The reason for the score being zero (thus filtering it out as a not hosted engine host) might be that the engine hasn't noticed the deployment yet or something failed on the host. 

Since the score comes from VDSM we can add to the UI or Debug log message something like :  "... if it is a designated hosted engine host - check host status"    (this can be done by logging into any hosted engine host and issuing hosted-engine --vm-status command.) 

Other option is to leave the log message as it is.

Comment 8 Yanir Quinn 2016-10-31 10:37:41 UTC
This can be considered as a documentation bug.

Comment 9 Martin Sivák 2016-11-03 15:24:05 UTC
The hosted engine score was 0, because the host was not ready:

MainThread::INFO::2016-03-03 14:10:46,292::hosted_engine::875::ovirt_hosted_engine_ha.agent.hosted_engine.HostedEngine::(_get_domain_monitor_status) VDSM domain monitor status: PENDING
MainThread::ERROR::2016-03-03 14:10:46,292::hosted_engine::845::ovirt_hosted_engine_ha.agent.hosted_engine.HostedEngine::(_initialize_domain_monitor) Failed to start monitoring domain (sd_uuid=23c03bb6-9889-4cbf-b7ad-55b9a2c70653, host_id=2): timeout during domain acquisition
Traceback (most recent call last):
  File "/usr/lib/python2.7/site-packages/ovirt_hosted_engine_ha/agent/hosted_engine.py", line 452, in start_monitoring
    self._initialize_domain_monitor()
  File "/usr/lib/python2.7/site-packages/ovirt_hosted_engine_ha/agent/hosted_engine.py", line 846, in _initialize_domain_monitor
    raise Exception(msg)
Exception: Failed to start monitoring domain (sd_uuid=23c03bb6-9889-4cbf-b7ad-55b9a2c70653, host_id=2): timeout during domain acquisition

VDSM took a long time to synchronize its internals.

Comment 10 Martin Sivák 2016-11-03 15:26:02 UTC
This bug can be now considered just an error message update bug. We should distinguish between non-HE host and not operational, but HE enabled host in the scheduling result.

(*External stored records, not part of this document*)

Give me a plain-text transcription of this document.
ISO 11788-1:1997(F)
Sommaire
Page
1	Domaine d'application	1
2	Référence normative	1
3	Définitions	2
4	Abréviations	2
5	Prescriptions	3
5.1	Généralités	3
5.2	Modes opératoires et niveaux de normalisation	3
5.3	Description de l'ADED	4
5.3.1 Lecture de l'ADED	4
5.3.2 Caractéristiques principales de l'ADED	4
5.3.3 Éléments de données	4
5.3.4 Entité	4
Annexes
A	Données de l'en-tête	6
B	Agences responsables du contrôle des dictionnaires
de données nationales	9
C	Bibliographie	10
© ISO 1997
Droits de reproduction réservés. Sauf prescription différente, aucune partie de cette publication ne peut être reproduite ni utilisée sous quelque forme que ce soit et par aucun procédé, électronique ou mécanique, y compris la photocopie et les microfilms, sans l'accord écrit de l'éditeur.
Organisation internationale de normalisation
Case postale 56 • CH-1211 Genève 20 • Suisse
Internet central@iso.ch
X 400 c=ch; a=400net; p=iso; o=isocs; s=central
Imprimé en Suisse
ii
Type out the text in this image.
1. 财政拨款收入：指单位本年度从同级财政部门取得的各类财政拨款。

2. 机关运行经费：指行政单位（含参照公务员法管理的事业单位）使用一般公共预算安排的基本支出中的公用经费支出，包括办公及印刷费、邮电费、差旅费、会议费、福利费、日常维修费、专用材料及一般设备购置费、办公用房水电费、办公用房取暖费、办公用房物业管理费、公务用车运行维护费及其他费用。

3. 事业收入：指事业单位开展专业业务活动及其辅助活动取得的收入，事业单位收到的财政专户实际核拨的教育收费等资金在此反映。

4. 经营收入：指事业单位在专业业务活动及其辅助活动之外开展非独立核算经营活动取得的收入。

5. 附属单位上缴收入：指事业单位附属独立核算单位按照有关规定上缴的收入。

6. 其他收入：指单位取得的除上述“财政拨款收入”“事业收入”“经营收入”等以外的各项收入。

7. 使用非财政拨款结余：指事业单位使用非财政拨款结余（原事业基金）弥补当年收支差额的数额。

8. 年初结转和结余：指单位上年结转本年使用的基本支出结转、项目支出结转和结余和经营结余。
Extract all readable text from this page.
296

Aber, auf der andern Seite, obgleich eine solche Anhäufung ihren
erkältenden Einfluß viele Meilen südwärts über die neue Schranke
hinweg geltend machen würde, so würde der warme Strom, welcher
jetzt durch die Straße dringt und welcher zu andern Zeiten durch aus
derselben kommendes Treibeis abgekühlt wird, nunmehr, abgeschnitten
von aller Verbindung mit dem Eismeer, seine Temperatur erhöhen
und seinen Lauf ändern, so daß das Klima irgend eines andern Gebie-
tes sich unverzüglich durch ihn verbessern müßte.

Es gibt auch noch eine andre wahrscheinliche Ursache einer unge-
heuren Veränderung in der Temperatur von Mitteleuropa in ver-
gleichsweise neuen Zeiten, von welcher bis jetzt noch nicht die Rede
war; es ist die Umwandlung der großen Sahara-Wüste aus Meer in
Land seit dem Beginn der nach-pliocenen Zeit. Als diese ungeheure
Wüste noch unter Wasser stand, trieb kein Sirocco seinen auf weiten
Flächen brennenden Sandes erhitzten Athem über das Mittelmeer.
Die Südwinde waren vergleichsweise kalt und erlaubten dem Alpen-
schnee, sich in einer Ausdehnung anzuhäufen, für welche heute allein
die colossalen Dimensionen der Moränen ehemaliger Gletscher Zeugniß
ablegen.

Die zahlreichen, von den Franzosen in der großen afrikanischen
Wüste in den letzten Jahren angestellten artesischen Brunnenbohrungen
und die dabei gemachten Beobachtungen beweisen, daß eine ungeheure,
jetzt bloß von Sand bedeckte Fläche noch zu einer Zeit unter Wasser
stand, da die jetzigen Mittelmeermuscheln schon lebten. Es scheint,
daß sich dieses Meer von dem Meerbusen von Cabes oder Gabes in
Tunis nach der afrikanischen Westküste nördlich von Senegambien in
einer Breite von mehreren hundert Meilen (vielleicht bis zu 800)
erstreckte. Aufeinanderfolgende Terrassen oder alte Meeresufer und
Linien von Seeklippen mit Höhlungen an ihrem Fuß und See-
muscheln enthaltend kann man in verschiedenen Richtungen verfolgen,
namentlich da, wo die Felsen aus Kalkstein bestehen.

Comment 11 Nikolai Sednev 2017-11-30 15:20:57 UTC
Deployed over Gluster using:
ovirt-hosted-engine-ha-2.2.0-0.0.master.20171128125909.20171128125907.gitfa5daa6.el7.centos.noarch
ovirt-hosted-engine-setup-2.2.0-0.0.master.20171129192644.git440040c.el7.centos.noarch
ovirt-engine-appliance-4.2-20171129.1.el7.centos.noarch

Caused destination host to get zero score prior to migration of SHE-VM to it.
Tried to migrate SHE-VM to destination ha-host with zero score and received this message from UI:
"Operation Canceled
Error while executing action:

HostedEngine:

    Cannot migrate VM because the VM is in Not Responding status."

Moving to verified.

Comment 12 Sandro Bonazzola 2017-12-20 11:01:37 UTC
This bugzilla is included in oVirt 4.2.0 release, published on Dec 20th 2017.

Since the problem described in this bug report should be
resolved in oVirt 4.2.0 release, published on Dec 20th 2017, it has been closed with a resolution of CURRENT RELEASE.

If the solution does not work for you, please open a new bug report.